MONTEGO BAY, Jamaica – The Government of Jamaica is viewing Entertainment and Sports as two of the pillars of economic opportunity and social mobility for the people.
With Jamaicans excelling in both fields, “government has placed the development of entertainment and sports high on our national agenda for economic development,” said Tourism and Entertainment Minister, Hon. Dr. Wykeham McNeill.
McNeill was addressing members of the highly influential Black Entertainment and Sports Lawyers Association (BELSA) last Wednesday (Oct. 21st) night at the opening reception of its four-day 35th annual conference at the Hyatt Ziva Rose Hall.
BELSA members have been a major driving force behind the success of many of the more successful entertainers and sportsmen and sportswomen in the United States of America. Counted among them is foundation member Larkin Arnold, whose strong support for Black music helped to propel the late Michael Jackson and a host of other American entertainers to superstardom.
Minister McNeill said the fact that so many African Americans dominated both entertainment and sports was both a tribute to natural talent as well as to organisations such as BELSA vigorously protecting their interests.
Underscoring that Jamaicans were also at the top of their game in both fields, Dr. McNeill said it was “something of a conundrum for family members like us to have to continue to compete so vigorously against each other. It seems that whenever you have a big sporting event like Olympics and World Championships, it’s only America and Jamaica that dominate the field. Actually, the rest of the world seems to be just onlookers when we put our spikes on!”
The theme for the conference is “Exceeding the Vision: Honouring the Past, Treasuring the Present, Shaping our Future” and Minister McNeill underscored that the people of Jamaica and America’s African American community shared a common history and a common ancestry.
“The sharing of a common history has translated into common challenges as we function in the world community. What we have discovered, and what is now generally acknowledged, possibly with some reluctance, and indeed some rather esoteric explanations, is that our people are exceptionally gifted and talented in the areas in which you operate. I speak of the worlds of entertainment and sports. We share common ground in that regard,” he said.
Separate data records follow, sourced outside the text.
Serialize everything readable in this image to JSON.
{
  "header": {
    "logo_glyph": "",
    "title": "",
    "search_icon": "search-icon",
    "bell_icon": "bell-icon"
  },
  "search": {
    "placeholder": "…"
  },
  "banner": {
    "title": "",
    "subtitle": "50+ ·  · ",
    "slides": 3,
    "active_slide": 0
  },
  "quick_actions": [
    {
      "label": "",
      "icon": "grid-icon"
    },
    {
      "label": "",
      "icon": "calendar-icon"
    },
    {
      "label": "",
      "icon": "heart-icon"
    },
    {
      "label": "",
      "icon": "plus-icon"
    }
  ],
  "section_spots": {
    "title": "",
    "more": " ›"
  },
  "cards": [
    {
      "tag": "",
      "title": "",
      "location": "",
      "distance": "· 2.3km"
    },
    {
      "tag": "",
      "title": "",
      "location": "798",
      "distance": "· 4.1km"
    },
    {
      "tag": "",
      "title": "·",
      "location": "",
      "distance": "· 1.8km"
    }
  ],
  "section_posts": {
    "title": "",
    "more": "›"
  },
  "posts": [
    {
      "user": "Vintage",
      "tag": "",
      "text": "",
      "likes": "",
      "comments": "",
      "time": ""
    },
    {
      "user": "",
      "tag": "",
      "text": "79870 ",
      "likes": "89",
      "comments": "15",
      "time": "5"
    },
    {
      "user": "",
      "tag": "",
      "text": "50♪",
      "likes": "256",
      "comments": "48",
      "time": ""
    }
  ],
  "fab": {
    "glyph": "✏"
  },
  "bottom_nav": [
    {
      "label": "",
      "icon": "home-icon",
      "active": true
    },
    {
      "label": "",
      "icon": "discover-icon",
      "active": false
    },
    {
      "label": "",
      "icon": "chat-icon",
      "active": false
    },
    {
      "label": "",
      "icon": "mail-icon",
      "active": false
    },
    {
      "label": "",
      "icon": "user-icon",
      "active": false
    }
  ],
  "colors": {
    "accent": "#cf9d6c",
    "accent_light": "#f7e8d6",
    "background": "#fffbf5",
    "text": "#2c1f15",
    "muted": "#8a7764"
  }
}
Note was also taken of the fact that in popular culture, Jamaican entertainers were becoming a greater part of the fabric of American popular music and that in the world of hip hop and dancehall the difference was neither recognized nor differentiated.
Minister McNeill said Government was vigorously leveraging the global appeal of the local entertainment industry to build Brand Jamaica internationally and attract more visitors to the island.
He was pleased that tourism had arguably become the strongest sector in the economy, earning the largest amount of foreign exchange and providing thousands of jobs.
He noted that there was an unprecedented investment boom in the sector with Karisma Hotels and Resorts set to invest more than US$900 million in a mega hotel development in St. Ann. The project will add 4,000 new rooms and provide over 8,000 jobs directly and an additional 5,000 indirectly.
“As we seek to grow our tourism industry we are leveraging our cultural heritage as a source not only of national pride but also in response to new trends in world tourism. This shows greater interest in local culture by more educated travellers who wish to enjoy not only the traditional sun, sea and sand but seek an authentic experience with local culture,” said Dr. McNeill.
He added, “we take very particular interest in ensuring that the framework is in place so that Jamaica’s achievement in sports and entertainment can be perpetuated with a proper base.”